Trade in passports undermines EU
By granting citizenship in order to subdue neighboring peoples, the European Union is following the example of the Roman Empire. For many years, the EU's promise of enlargement had pacified and stabilized the citizens of neighboring countries. Then something happened. Though the pan-European citizenship foreseen by the Maastricht Treaty might have provoked uneasiness, the real shock came with the bloc's eastern enlargement. Though Beethoven's "Ode to Joy" played customarily in the background, the new member states Bulgaria and Romania, for example, were welcomed with little joy when they joined the bloc in 2007. Rather than enlargement, the discussion turned to where the EU might fix its final borders.
Read more: Brisk business in EU golden visas and citizenship scams
Another problem occurs when countries claim ethnic minorities in other member states as their own. Although Hitler's notion of "Volksdeutsche" has been rejected as an excuse for military interventions in sovereign countries, the practice of giving "blood" a legal status seems to persist. For example, following the collapse of the Soviet Union, Germany and Greece granted citizenship to ethnic Germans and Greeks from the Eastern bloc's successor states. Hungary and then Bulgaria have used the "Volk" principle in an even more nationalistic way: These countries have made a claim to bordering territories, with officials saying they were torn off in unjust wars. Granting citizenship rights to ethnic Hungarians abroad has been used as a political statement by the country since 1993.
In the case of Bulgaria, there often aren't any documents of ancestry (which is not uncommon in the Balkans). Thus, ethnic Bulgarians abroad have to prove their "Bulgarian consciousness." According to the ideology of Bulgarian nationalism, Macedonians — that is, citizens of the newly rechristened Balkan nation of North Macedonia — can easily claim this: They are part of the "Bulgarian nation." After receiving their passports, the new Bulgarian citizens can leave for other EU countries, where they have the right to work without a visa.
There aren't any clear criteria to define what a "Bulgarian consciousness" means, so designated officials determine this. Until 2018, when the practice was discovered, passports were sold for just €5,000 a piece ($5,650). The scheme involved members of one of Bulgaria's nationalist parties.
'No physical presence'
There are also the golden visa and citizenship-for-investment programs. The European Commission has recently criticized Bulgaria, Cyprus and Malta for engaging in these practices. However, the issue wasn't that legal status was being sold, but that it might be sold to criminals. Justice Commissioner Vera Jourova mentioned Russians, who often obtain EU citizenship from countries that engage in such practices.
Security is not the only problem. Behind the legal facade, there is a real marketplace in which citizenship is being sold in a ferocious competition between governments. Thus, smaller countries offer lower levels of mandatory investment. Other countries promise that there will be no medical or language requirements. Applicants can fast-track the process by offering specific sums or donations. The best deal is citizenship with "no physical presence required": Thus, the future investors can adopt a new country without even having to leave the offshore haven beaches where they reside.
The very principle of national belonging seems compromised. Without any connection to moral obligations, citizenship is degraded to a simple instrument for achieving political, ideological or economic goals.
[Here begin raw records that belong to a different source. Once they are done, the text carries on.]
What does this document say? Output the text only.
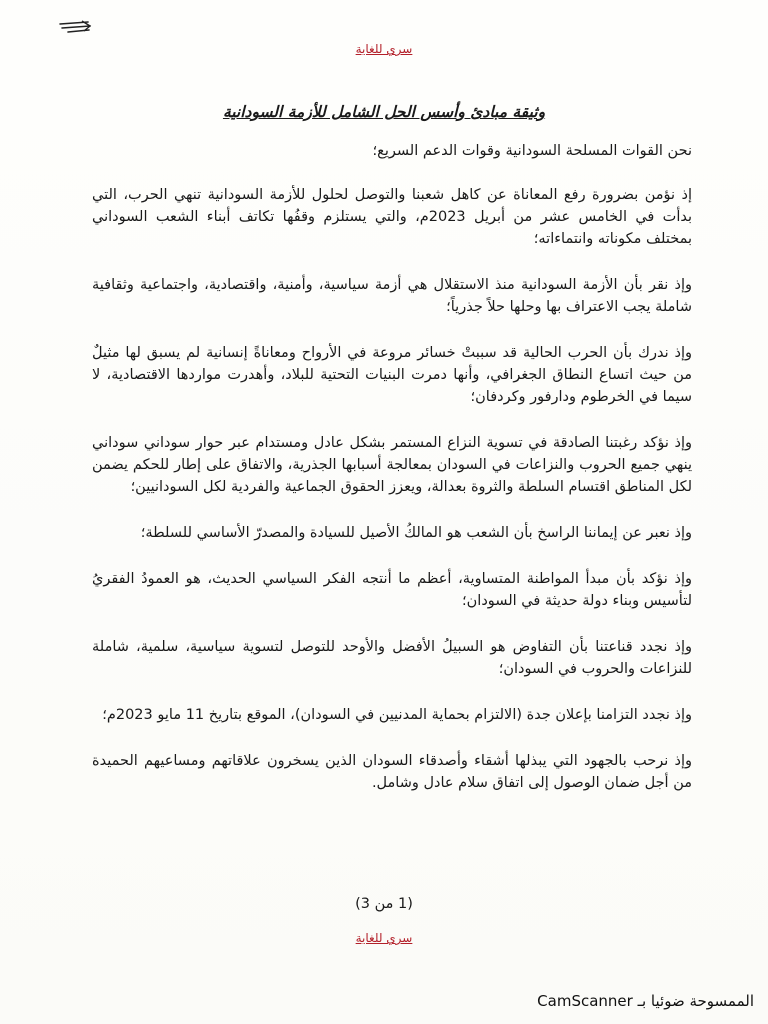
سري للغاية
وثيقة مبادئ وأسس الحل الشامل للأزمة السودانية

نحن القوات المسلحة السودانية وقوات الدعم السريع؛

إذ نؤمن بضرورة رفع المعاناة عن كاهل شعبنا والتوصل لحلول للأزمة السودانية تنهي الحرب، التي بدأت في الخامس عشر من أبريل 2023م، والتي يستلزم وقفُها تكاتف أبناء الشعب السوداني بمختلف مكوناته وانتماءاته؛

وإذ نقر بأن الأزمة السودانية منذ الاستقلال هي أزمة سياسية، وأمنية، واقتصادية، واجتماعية وثقافية شاملة يجب الاعتراف بها وحلها حلاً جذرياً؛

وإذ ندرك بأن الحرب الحالية قد سببتْ خسائر مروعة في الأرواح ومعاناةً إنسانية لم يسبق لها مثيلٌ من حيث اتساع النطاق الجغرافي، وأنها دمرت البنيات التحتية للبلاد، وأهدرت مواردها الاقتصادية، لا سيما في الخرطوم ودارفور وكردفان؛

وإذ نؤكد رغبتنا الصادقة في تسوية النزاع المستمر بشكل عادل ومستدام عبر حوار سوداني سوداني ينهي جميع الحروب والنزاعات في السودان بمعالجة أسبابها الجذرية، والاتفاق على إطار للحكم يضمن لكل المناطق اقتسام السلطة والثروة بعدالة، ويعزز الحقوق الجماعية والفردية لكل السودانيين؛

وإذ نعبر عن إيماننا الراسخ بأن الشعب هو المالكُ الأصيل للسيادة والمصدرّ الأساسي للسلطة؛

وإذ نؤكد بأن مبدأ المواطنة المتساوية، أعظم ما أنتجه الفكر السياسي الحديث، هو العمودُ الفقريُ لتأسيس وبناء دولة حديثة في السودان؛

وإذ نجدد قناعتنا بأن التفاوض هو السبيلُ الأفضل والأوحد للتوصل لتسوية سياسية، سلمية، شاملة للنزاعات والحروب في السودان؛

وإذ نجدد التزامنا بإعلان جدة (الالتزام بحماية المدنيين في السودان)، الموقع بتاريخ 11 مايو 2023م؛

وإذ نرحب بالجهود التي يبذلها أشقاء وأصدقاء السودان الذين يسخرون علاقاتهم ومساعيهم الحميدة من أجل ضمان الوصول إلى اتفاق سلام عادل وشامل.

(1 من 3)
سري للغاية
الممسوحة ضوئيا بـ CamScanner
Read more: EU exhorts golden visa clampdown
Selling citizenship undermines the EU. Why isn't this perceived as a bigger problem? For the time being, the governments of industrial giants such as Germany don't seem to object to the practices: The expanded EU workforce means a steady flow of cheap foreign labor all done within the letter of the law.
There are two ways out. We could adopt common legislation for granting citizenship throughout the EU: same procedures, same requirements, same rights. But this would be difficult in times of the sovereignist far right. An easier way could be to differentiate between EU citizenship and national citizenship: After becoming Maltese, Bulgarian, etc., you would have to apply for the supranational citizenship. Do not say this is contrary to the treaties: if the practices of misuse persist, some sort of citizenship hierarchy will de facto emerge, whether we like it or not.